Zira Garaudy, çok iyi biliyordu ki, hakikat, ucuz değildi, kolay elde edilemezdi. Bedel isterdi: Fikir, oluş ve varoluş çilesi.
Çağımızın yeni Garaudy'lere şiddetle ihtiyaç duyduğunu hatırlatarak, Allah'tan rahmet diliyorum, yılmaz "hakikat savaşçısı" Garaudy'ye...
Ve son olarak, dünyabizim'i ve her şeyi Asım Gültekin kardeşimi Garaudy'nin vefatı dolayısıyla yaptığı gözdoldurucu yayıncılıktan ötürü kutluyorum.
NOT: Yenişafak'a güzel hizmetlerde bulunan İbrahim Karaca Bey'in kardeşi, Zeynep Karaca kardeşimin babası İsmail Karaca Bey, mirac gecesi Rabbine yürüdü. Merhuma rahmet, İbrahim Bey'e, Zeynep kardeşime ve ailesine sabır ve başsağlığı diliyorum.
http://yenisafak.com.tr/Yazarlar/?i=32865&y=YusufKaplan
Yorum;
Garaudy’nin çözümü neydi?
Aynı şeyleri bizimkiler söyleyince bir şey olmuyor.
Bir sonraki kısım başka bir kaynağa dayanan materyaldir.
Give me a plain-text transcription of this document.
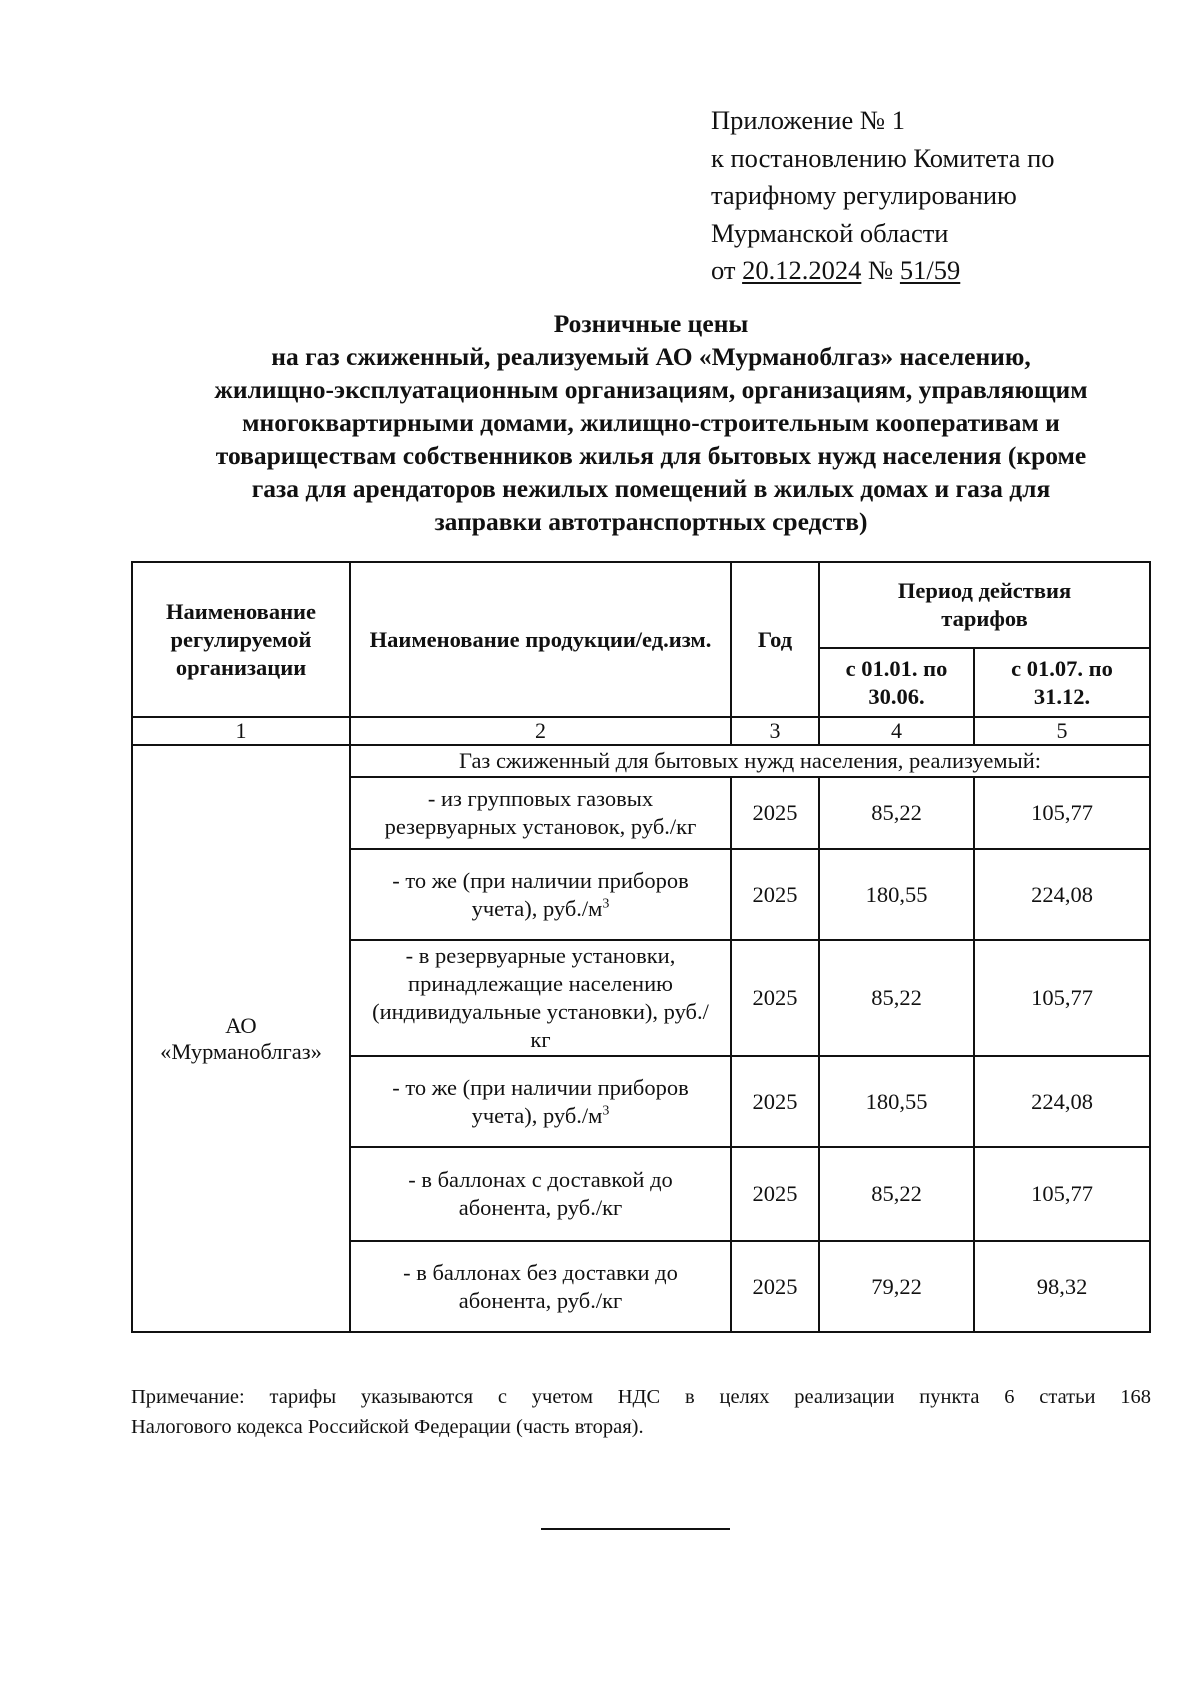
Приложение № 1
к постановлению Комитета по
тарифному регулированию
Мурманской области
от 20.12.2024 № 51/59
Розничные цены
на газ сжиженный, реализуемый АО «Мурманоблгаз» населению,
жилищно-эксплуатационным организациям, организациям, управляющим
многоквартирными домами, жилищно-строительным кооперативам и
товариществам собственников жилья для бытовых нужд населения (кроме
газа для арендаторов нежилых помещений в жилых домах и газа для
заправки автотранспортных средств)
Наименование регулируемой организации	Наименование продукции/ед.изм.	Год	Период действия тарифов	
			с 01.01. по 30.06.	с 01.07. по 31.12.
1	2	3	4	5
АО «Мурманоблгаз»	Газ сжиженный для бытовых нужд населения, реализуемый:			
	- из групповых газовых резервуарных установок, руб./кг	2025	85,22	105,77
	- то же (при наличии приборов учета), $руб./м^3$	2025	180,55	224,08
	- в резервуарные установки, принадлежащие населению (индивидуальные установки), руб./кг	2025	85,22	105,77
	- то же (при наличии приборов учета), $руб./м^3$	2025	180,55	224,08
	- в баллонах с доставкой до абонента, руб./кг	2025	85,22	105,77
	- в баллонах без доставки до абонента, руб./кг	2025	79,22	98,32
Примечание: тарифы указываются с учетом НДС в целях реализации пункта 6 статьи 168
Налогового кодекса Российской Федерации (часть вторая).
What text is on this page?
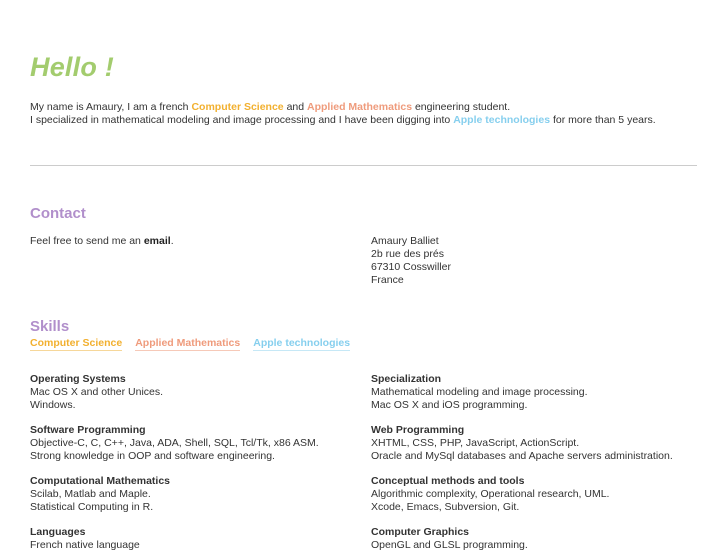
Hello !

My name is Amaury, I am a french Computer Science and Applied Mathematics engineering student.

I specialized in mathematical modeling and image processing and I have been digging into Apple technologies for more than 5 years.

Contact
Feel free to send me an email.	Amaury Balliet
2b rue des prés
67310 Cosswiller
France
Skills
Computer Science Applied Mathematics Apple technologies
Operating Systems
Mac OS X and other Unices.
Windows.
Specialization
Mathematical modeling and image processing.
Mac OS X and iOS programming.
Software Programming
Objective-C, C, C++, Java, ADA, Shell, SQL, Tcl/Tk, x86 ASM.
Strong knowledge in OOP and software engineering.
Web Programming
XHTML, CSS, PHP, JavaScript, ActionScript.
Oracle and MySql databases and Apache servers administration.
Computational Mathematics
Scilab, Matlab and Maple.
Statistical Computing in R.
Conceptual methods and tools
Algorithmic complexity, Operational research, UML.
Xcode, Emacs, Subversion, Git.
Languages
French native language
Computer Graphics
OpenGL and GLSL programming.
Türk olmayan biri söyleyince çözüm oluyor.
Ben adamın “Adil Düzen’e”katkısına bakmayı bir
ölçü edindim yanlış veya doğru.
Bir konuşmacıyı dinleyince veya bir kitabı okuyunca artık
“Adil Düzen”’den bahsetmiş mi ona bakıyorum.
Bende bu artık otomatikleşti.
Ve hemen notumu veriyorum..
Çünkü artık “Adil Düzen”in adını duymayan kalmadı.